Here is the description of major changes I’ve made
I had to use LEFT JOINs and not INNER JOINs - SQL Server will not eliminate join if you INNER JOIN using 2 attributes (Hkey + loadDate)
Patrick Cuba suggested SnoPITs that work, however there are 2 prerquisites that I don’t like
additional sequence numbers would have to be added - bigint would have to be used for large dimensions (daily snapshot of couple dozen mlns of rows)
Enforced foreign key constraints would have to be added (from PIT to all sats)
For the business satellites, that persist results very heavy business logic and cannot be virtualized, I used a pattern promoted by ScaleFree, which is a Snapshot based satellite
this deviates from standard which says that all changes in satellites should be tracked, instead it calculates and keeps snaphots to business dates defined by business - in BV I can easily recalculate values for any point in time w/o keeping track of daily changes
LEFT JOIN allows for JOIN elimination and good performance without using another layer of PIT tables
LEFT JOIN keeps the deep right join tree and is even faster in SQL Server than INNER JOIN!
Now I need to solve reference satellites, which have to be joined through satellites and dynamically filtered to a snapshot date, this kills join elimination and again all related joins are executed at all times.
I can think of few options:
extend PIT with reference codes and loaddates - this would make some PIT very very wide (60+ columns already, another 30+ would be needed for joining dictionaries)
create a snaphot based sats and left join similiarily to business satellites
Have you had similiar challanges? Have you solved them in a different way?
You don’t need FK constraints — PITs and SnoPITs are ephemeral, do you really want to be adding constraints to these tables when they are not necessary?
Adding the sequence number to Sats is actually how Dimensional modelling works; hence why this is so effective because it mimics the joins between dims and facts.
Once built, PITs / SnoPITs will always be equi-join. With a SnoPIT you only need to join with one id — again, this is how dimensional modelling works.
As far as a BV sat goes, this could be anything really – could you clarify how Scalefree’s suggestion deviates form the standards?
In order to virtualize a dimensional model and make it performant/usable for ad hoc queries design has to support JOIN Elimination.
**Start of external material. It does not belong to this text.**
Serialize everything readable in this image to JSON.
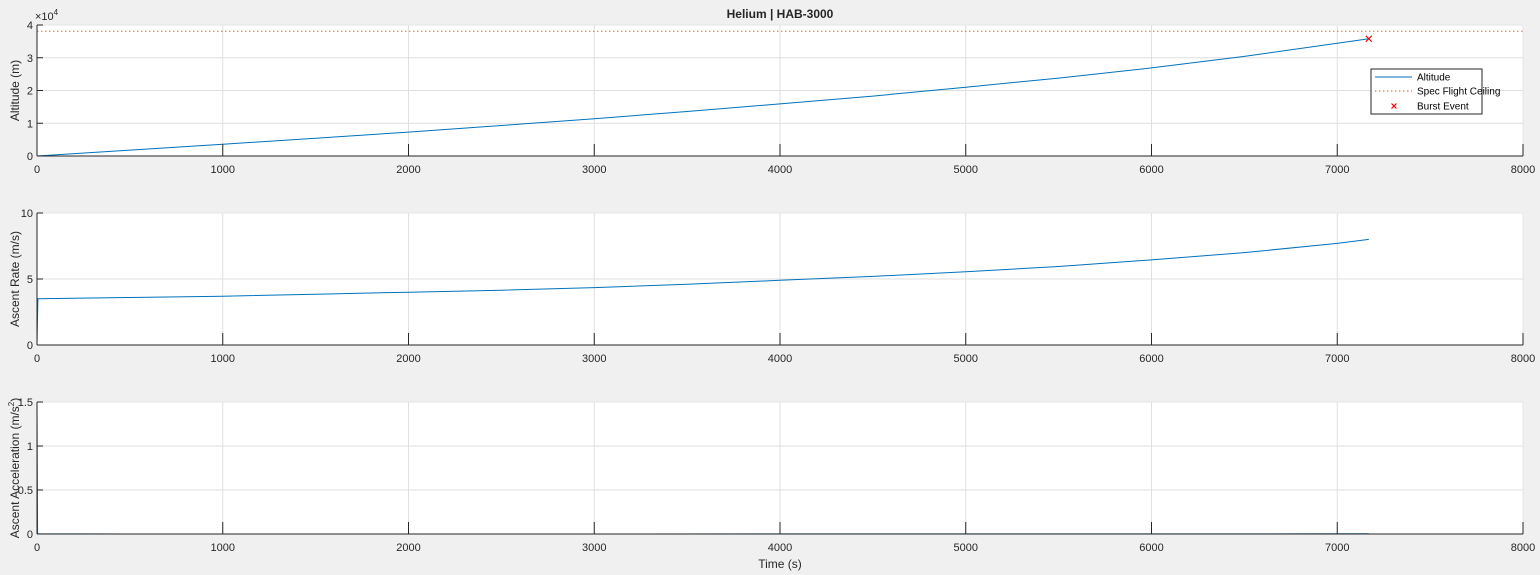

As far as I know and tested on SQL Server there are 2 options how it can be setup:
LEFT JOIN - as we join PIT to hkey+loadDate in satellite which is unique combination, optimizer knows it does not influence cardinality and thus can be eliminated if sattellite is not explicitly referenced in the query; although it is not an EQUI JOIN execution plan still looks right deep join tree
or INNER JOIN on 1 ONLY attribute (does not work for 2+) + enforced foreign key constraint - in case of INNER JOIN optimizer has to know that there will be match in the satellite therefore active foreign key constraint is required, I know that in Snowflake there is a RELY keyword that does the work, unfortately does not work this way in SQL Server
Regarding snapshot satellites - in any of the public sources (your’s book, Dan’s book) I read that business vault satellites should use the same pattern as Raw Vault, that is recognizing each change using hash diff and INSERT Only changed entries with new load date. This however, leads to complexity because to make virtualized dimensions performant you’d have to index BV with another PIT and in dimension join 2 PITs together…
On the other hand Scalefree suggests that business vault satellites should be snapshot based (similarily as PITs), that means these sats dont’s have hashdiffs and loadDate but rather a SnapshotDate hence are similar to PIT tables in structure. Thanks to these approach you can simple reference them from basic PIT joining by Hkey and SnapshotDate, the cost paid is potential duplication of values in subsequent snapshots that would not change otherwise in “load date based” sat.
How would you handle the complexity with reference objects + reference hubs?